Ketua Lembaga Perlindungan Anak (LPA) di Mataram, Joko Jumadi, menyatakan kekhawatiran mengenai fenomena sewa pacar yang sedang muncul di Mataram. Apalagi jika bisnis sewa pacar ini melibatkan anak-anak, hal itu dapat dianggap sebagai tindak kriminal.
"Jadi, mengenai kasus sewa pacar, ini dimulai dari Instagram. Ada satu akun yang menawarkan jasa sewa pacar, baik secara online maupun offline. Di sana, saya mengetahui bahwa pihak terafiliasi mengaku berusia 18 tahun. Bagi LPA, ini menjadi perhatian khusus," kata Joko saat dikonfirmasi di Mataram, Jumat (14/7/2023).
Di akun Instagram tersebut, tarif sewa pacar terinci untuk kencan online dan offline. Tarif untuk kencan online meliputi obrolan, panggilan telepon, dan pesan suara (voice notes/VN) seharga Rp125.000. Sementara itu, tarif untuk panggilan telepon adalah Rp35.000 per jam dan panggilan video seharga Rp45.000 per jam.
Adapun tarif untuk kencan offline adalah Rp250.000 untuk 3 jam, Rp300.000 untuk 4 jam, dan Rp350.000 untuk 5 jam.
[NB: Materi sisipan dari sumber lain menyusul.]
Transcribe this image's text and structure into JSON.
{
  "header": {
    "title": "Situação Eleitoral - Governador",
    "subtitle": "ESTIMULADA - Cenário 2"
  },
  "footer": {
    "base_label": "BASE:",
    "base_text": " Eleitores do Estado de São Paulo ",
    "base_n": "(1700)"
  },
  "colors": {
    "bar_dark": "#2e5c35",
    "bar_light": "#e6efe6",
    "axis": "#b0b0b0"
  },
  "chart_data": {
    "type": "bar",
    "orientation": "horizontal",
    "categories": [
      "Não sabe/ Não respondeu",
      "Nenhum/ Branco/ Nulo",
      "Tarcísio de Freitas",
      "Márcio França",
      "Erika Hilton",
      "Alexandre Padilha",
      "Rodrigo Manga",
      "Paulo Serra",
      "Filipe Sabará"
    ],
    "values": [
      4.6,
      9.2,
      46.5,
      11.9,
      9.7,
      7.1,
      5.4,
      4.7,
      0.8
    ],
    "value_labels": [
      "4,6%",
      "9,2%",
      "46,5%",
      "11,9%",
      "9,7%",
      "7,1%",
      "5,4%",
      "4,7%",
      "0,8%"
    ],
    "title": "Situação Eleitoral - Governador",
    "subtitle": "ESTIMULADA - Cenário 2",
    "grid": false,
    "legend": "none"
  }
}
Durasi maksimal sewa pacar adalah 8 jam, dengan tarif tambahan Rp100.000 per jam.
Akun Instagram tersebut juga membuka pendaftaran untuk bakat dengan persyaratan sebagai berikut:
1. Berusia 20 tahun ke atas.
2. Tinggal di Mataram.
3. Memiliki penampilan menarik.
4. Mengerti cara berpakaian dengan baik dan rapi.
5. Aktif berbicara dan menginisiasi topik.
6. Disiplin dengan waktu.
7. Mengirimkan CV resmi seolah melamar pekerjaan.
Joko mengingatkan agar tidak melibatkan anak-anak dalam bisnis sewa pacar. Meskipun bisnis ini diizinkan, atau tidak ada larangan atau tindakan kriminal. Namun, jika melibatkan anak-anak, ada potensi tindak kriminal.
"Tetapi di sisi lain, saya melihat fenomena sewa pacar ini sebagai sesuatu yang terlalu jauh, meskipun sudah dimulai di kota-kota besar. Namun di Lombok, hal itu masih belum diterima secara sosial dan budaya oleh masyarakat," ujar Joko ini.